We wonder if former Missouri Gov. Eric Greitens felt a similar sensation in the wake of a favorable court ruling last week. A Cole County judge ruled that Greitens didn’t violate Missouri’s Sunshine Law when he and his staff used a shady app that automatically destroys text messages.
The judge ruled that use of the app, known as Confide, didn’t subvert state law covering the retention of government records. That’s because, in this case, communication between certain government employees, including the state’s top executive at the time, was never officially retained in the first place.
Perhaps this ruling is a legally correct interpretation of state law meant to facilitate open government, but it can’t cover up the stench created by the use of technology that’s clearly meant to circumvent transparency.
Before his resignation last year, Greitens’ brief tenure as governor featured a strong tendency toward secrecy, including a dark-money nonprofit with mystery contributors and an app that amounted to the digital equivalent of taking a match to official correspondence.
In a post-Greitens era, Missouri Republicans seem almost queasy when recalling this legacy. The offices of Attorney General Eric Schmitt and Gov. Mike Parson have signed agreements to prohibit the use of text-destroying apps for official use.
These are positive steps, but they amount to Band-Aids that easily can be ripped off if a future administration feels it has something to hide.

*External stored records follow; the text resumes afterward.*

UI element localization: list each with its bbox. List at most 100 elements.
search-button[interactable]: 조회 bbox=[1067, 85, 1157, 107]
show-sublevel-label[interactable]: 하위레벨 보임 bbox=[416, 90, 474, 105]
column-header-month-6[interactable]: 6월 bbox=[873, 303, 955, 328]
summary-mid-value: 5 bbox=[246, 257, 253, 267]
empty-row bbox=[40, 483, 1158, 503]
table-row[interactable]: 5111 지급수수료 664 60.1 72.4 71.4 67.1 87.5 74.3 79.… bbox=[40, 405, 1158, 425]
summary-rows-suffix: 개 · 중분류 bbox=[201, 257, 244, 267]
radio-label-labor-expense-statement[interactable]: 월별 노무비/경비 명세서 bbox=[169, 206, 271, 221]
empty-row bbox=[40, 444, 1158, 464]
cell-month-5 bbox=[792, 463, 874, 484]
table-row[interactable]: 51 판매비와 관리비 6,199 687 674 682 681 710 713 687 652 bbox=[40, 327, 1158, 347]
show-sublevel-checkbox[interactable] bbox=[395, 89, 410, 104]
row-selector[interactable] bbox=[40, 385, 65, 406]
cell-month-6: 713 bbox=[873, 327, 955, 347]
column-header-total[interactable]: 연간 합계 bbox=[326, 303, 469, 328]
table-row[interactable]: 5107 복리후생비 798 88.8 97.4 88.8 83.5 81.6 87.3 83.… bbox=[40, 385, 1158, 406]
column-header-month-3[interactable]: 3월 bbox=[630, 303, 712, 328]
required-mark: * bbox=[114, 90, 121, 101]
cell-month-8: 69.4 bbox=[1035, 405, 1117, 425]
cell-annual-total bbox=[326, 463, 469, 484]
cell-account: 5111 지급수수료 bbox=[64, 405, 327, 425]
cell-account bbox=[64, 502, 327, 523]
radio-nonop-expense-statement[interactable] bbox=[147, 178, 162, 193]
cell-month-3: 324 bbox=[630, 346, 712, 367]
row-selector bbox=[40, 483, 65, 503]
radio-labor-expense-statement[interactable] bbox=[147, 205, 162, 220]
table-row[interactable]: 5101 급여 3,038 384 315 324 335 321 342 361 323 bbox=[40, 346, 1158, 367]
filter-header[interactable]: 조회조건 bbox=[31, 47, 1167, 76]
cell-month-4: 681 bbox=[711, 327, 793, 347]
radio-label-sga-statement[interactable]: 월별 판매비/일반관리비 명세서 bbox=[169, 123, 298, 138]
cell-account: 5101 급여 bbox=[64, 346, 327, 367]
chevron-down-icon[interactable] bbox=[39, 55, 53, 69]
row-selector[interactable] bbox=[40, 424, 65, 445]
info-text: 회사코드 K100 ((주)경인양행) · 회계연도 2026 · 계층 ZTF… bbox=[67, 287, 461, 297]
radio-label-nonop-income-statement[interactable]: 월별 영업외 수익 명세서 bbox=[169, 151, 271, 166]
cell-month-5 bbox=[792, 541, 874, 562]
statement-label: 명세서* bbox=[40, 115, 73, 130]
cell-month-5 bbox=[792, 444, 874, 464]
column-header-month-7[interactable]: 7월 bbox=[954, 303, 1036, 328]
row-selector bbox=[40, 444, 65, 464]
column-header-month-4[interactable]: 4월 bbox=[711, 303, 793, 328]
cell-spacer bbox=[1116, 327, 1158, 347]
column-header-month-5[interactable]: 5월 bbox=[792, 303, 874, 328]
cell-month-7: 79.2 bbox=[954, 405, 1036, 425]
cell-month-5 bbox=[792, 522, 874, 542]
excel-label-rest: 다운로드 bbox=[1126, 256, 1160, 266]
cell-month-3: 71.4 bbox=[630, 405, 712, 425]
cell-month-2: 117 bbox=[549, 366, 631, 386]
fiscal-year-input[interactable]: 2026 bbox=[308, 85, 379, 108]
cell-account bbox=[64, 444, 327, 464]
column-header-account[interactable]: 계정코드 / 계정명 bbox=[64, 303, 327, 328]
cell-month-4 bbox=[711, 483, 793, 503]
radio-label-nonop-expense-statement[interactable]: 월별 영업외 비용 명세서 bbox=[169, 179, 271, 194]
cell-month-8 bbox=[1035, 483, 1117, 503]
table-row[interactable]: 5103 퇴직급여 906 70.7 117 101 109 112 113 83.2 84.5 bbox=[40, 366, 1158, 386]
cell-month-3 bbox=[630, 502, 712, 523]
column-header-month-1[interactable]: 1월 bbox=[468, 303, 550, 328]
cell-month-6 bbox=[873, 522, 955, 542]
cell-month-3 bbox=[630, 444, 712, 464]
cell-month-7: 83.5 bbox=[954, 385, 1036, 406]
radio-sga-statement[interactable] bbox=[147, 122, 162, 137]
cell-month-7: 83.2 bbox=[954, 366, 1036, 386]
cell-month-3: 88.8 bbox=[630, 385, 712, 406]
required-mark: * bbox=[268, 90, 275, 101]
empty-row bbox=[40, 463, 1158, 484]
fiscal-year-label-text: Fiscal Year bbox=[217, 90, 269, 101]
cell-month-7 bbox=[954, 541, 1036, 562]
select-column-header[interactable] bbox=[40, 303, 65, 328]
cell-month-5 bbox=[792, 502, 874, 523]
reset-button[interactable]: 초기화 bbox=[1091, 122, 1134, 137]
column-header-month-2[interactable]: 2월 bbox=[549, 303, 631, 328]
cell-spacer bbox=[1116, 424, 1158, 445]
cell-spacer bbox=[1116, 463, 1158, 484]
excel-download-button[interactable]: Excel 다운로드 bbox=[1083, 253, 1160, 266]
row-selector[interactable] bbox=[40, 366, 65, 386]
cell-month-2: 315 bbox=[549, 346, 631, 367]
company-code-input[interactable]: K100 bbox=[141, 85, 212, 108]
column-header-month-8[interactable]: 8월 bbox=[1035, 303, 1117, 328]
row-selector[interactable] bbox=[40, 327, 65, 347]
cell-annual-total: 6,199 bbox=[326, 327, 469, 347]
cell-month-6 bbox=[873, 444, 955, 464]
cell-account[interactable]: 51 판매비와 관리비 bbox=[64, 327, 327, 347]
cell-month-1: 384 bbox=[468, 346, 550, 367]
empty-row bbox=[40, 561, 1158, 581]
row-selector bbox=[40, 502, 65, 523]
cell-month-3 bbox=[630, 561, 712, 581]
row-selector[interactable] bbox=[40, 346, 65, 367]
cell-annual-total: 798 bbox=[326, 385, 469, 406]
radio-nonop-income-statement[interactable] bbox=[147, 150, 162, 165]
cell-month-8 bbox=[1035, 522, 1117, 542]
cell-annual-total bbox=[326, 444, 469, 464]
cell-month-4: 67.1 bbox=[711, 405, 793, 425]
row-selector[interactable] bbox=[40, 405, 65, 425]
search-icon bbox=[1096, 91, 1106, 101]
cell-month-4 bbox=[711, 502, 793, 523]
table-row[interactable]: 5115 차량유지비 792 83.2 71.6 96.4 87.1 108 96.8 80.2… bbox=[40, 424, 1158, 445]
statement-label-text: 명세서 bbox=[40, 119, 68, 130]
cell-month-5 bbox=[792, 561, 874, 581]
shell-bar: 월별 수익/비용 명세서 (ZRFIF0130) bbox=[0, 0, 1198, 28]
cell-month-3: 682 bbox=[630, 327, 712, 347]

The best response to the Cole County ruling is legislative action next year to prohibit the use of Confide and similar apps in government business.
The House passed a ban on those kinds of apps in the last session, but the measure couldn’t gain traction in the Senate. At times, the legislation was bogged down in controversy about the release of personal information in correspondence between lawmakers and private citizens.
The release of information and the destruction of information are different issues. In 2019, lawmakers should take another stab at deleting these apps.
If they fail to act, elected leaders run the risk of being overtaken by advances in technology and the public’s clear and consistent preference for open government. Remember that failure to pass simple curbs on gifts from lobbyists led to a voter-led initiative with all kinds of baggage attached.
Escaping from the pipe is only half the battle. When it comes to these apps, now is the time to turn on the hose.